The situation is made more dangerous and untenable by the armed factions’ double game and the impunity they appear to enjoy. As former Iraqi prime minister Mustafa al-Kadhimi once acknowledged, when launching attacks, the militias claim responsibility under facade names such as the Islamic Resistance in Iraq. Yet when their fighters are arrested or killed in retaliatory strikes, their own statements identify them as members of official factions within the Popular Mobilization Forces (PMF), a key pillar of Iraq’s defense-security complex. These groups receive funding, legitimacy, and weapons from the Iraqi government, while some also obtain strategic weaponry such as drones and ballistic missiles from Iran outside formal state policy.

 

Against this backdrop, the Iraqi government has struggled to impose accountability and faces a difficult policy dilemma. Its response has been mainly confined to issuing statements that traverse the awkward position of mourning the “martyred” members of the PMF struck by the US-Israeli campaign while condemning their “terrorist” attacks in the next paragraphs. Such rhetoric rings hollow and is widely perceived as meaningless unless backed by strong action.

 

While the government may not currently have the capacity to confront these groups militarily without risking internal instability, it can pursue administrative and political measures. These include publicly identifying the groups responsible for attacks, reviewing their status within the PMF, cutting or limiting financial support, and demanding greater oversight of their weapons and activities.

 

Amid all this, Washington’s patience is wearing thin as its retaliatory strikes have picked up in recent days. In a phone call on March 9 with Prime Minister Mohammed Shia’ al-Sudani, Secretary of State Marco Rubio strongly condemned attacks by “Iran and Iran-aligned militia groups in Iraq” and called on Baghdad to take all possible measures to safeguard US personnel and facilities.
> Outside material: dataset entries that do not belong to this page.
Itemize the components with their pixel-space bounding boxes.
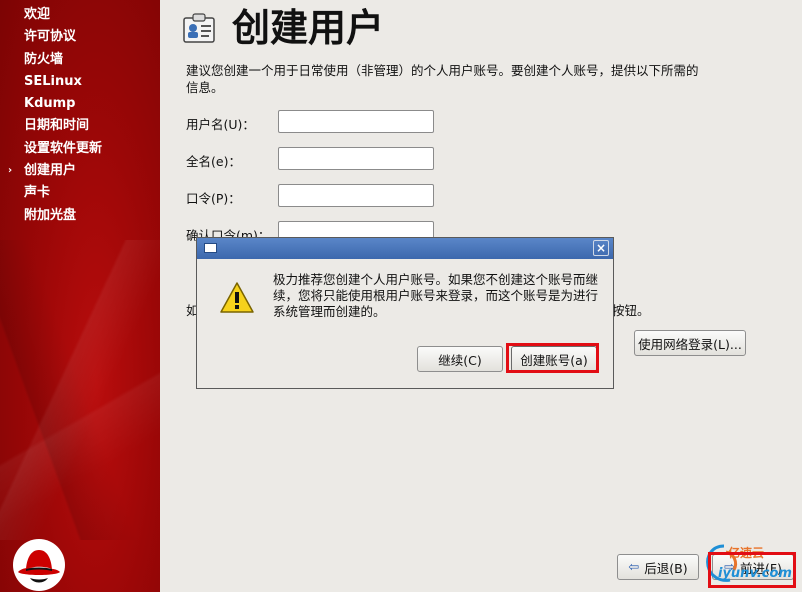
user-id-card-icon	[183, 13, 215, 43]
back-button-label: 后退(B)	[644, 560, 688, 576]
sidebar-item-label: 日期和时间	[24, 118, 90, 134]
sidebar-item-label: 防火墙	[24, 51, 64, 67]
current-step-arrow-icon: ›	[8, 165, 13, 177]
sidebar-item-label: SELinux	[24, 73, 82, 89]
sidebar-item-license[interactable]: 许可协议	[0, 26, 160, 48]
sidebar-item-label: 创建用户	[24, 163, 77, 179]
username-label: 用户名(U)：	[186, 117, 255, 132]
warning-dialog: × 极力推荐您创建个人用户账号。如果您不创建这个账号而继续，您将只能使用根用户账…	[196, 237, 614, 389]
network-login-button[interactable]: 使用网络登录(L)...	[634, 330, 746, 356]
dialog-message: 极力推荐您创建个人用户账号。如果您不创建这个账号而继续，您将只能使用根用户账号来…	[273, 272, 599, 319]
create-account-button[interactable]: 创建账号(a)	[511, 346, 597, 372]
sidebar-item-software-updates[interactable]: 设置软件更新	[0, 138, 160, 160]
fullname-label: 全名(e)：	[186, 154, 241, 169]
sidebar-item-label: 附加光盘	[24, 207, 77, 223]
sidebar-item-kdump[interactable]: Kdump	[0, 93, 160, 115]
page-description: 建议您创建一个用于日常使用（非管理）的个人用户账号。要创建个人账号，提供以下所需…	[186, 63, 699, 95]
next-button-label: 前进(F)	[739, 560, 782, 576]
network-login-hint-end: 按钮。	[612, 303, 650, 318]
redhat-logo	[13, 539, 65, 591]
warning-icon	[220, 282, 254, 313]
sidebar-item-datetime[interactable]: 日期和时间	[0, 115, 160, 137]
sidebar-item-welcome[interactable]: 欢迎	[0, 4, 160, 26]
arrow-left-icon: ⇦	[628, 559, 640, 575]
sidebar-item-label: 许可协议	[24, 29, 77, 45]
next-button[interactable]: ⇨ 前进(F)	[712, 554, 794, 580]
username-input[interactable]	[278, 110, 434, 133]
sidebar-item-label: 欢迎	[24, 7, 51, 22]
close-icon[interactable]: ×	[593, 240, 609, 256]
sidebar-item-sound-card[interactable]: 声卡	[0, 182, 160, 204]
sidebar-item-label: Kdump	[24, 96, 76, 112]
sidebar-item-additional-cds[interactable]: 附加光盘	[0, 205, 160, 227]
sidebar-item-selinux[interactable]: SELinux	[0, 71, 160, 93]
window-icon	[204, 243, 217, 253]
continue-button[interactable]: 继续(C)	[417, 346, 503, 372]
password-label: 口令(P)：	[186, 191, 241, 206]
sidebar-item-firewall[interactable]: 防火墙	[0, 49, 160, 71]
back-button[interactable]: ⇦ 后退(B)	[617, 554, 699, 580]
sidebar-item-label: 声卡	[24, 185, 51, 201]
page-title: 创建用户	[232, 6, 385, 50]
sidebar-item-label: 设置软件更新	[24, 140, 103, 156]
sidebar: 欢迎 许可协议 防火墙 SELinux Kdump 日期和时间 设置软件更新 ›…	[0, 0, 160, 592]
fullname-input[interactable]	[278, 147, 434, 170]
arrow-right-icon: ⇨	[724, 559, 735, 575]
sidebar-item-create-user[interactable]: › 创建用户	[0, 160, 160, 182]
password-input[interactable]	[278, 184, 434, 207]
dialog-titlebar: ×	[197, 238, 613, 259]
sidebar-nav: 欢迎 许可协议 防火墙 SELinux Kdump 日期和时间 设置软件更新 ›…	[0, 4, 160, 227]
In a previous call in October, Rubio had also emphasized the urgency of disarming Iran-backed militias that undermine Iraq’s sovereignty. It remains to be seen whether the US will push to curtail—if not dismantle—the role and influence of these militias. Full dismantlement is admittedly difficult, particularly if the current regime in Tehran survives the war, given the deep entrenchment of these groups within Iraq’s political and security structures.  

 

Without a change in the militia-state dynamic, Iraq risks continued retaliation not only from the US but also from regional actors. The behavior of these factions during the current war will strengthen calls in Washington and elsewhere to hold the Iraqi government accountable and could lead to damaging economic consequences. At this point, it has become a battle of wills between Washington and the armed factions. 

 

For Iraq, the stakes are high. A country that has spent two decades trying to stabilize and rebuild its institutions now finds itself pulled into a regional confrontation by groups operating under its flag but not its orders. Baghdad’s policy of distancing itself from these groups while failing to restrain them has reached its limits and requires decisive action. Iraqis have paid dearly over the past decades for the reckless policies of their leaders. They deserve better.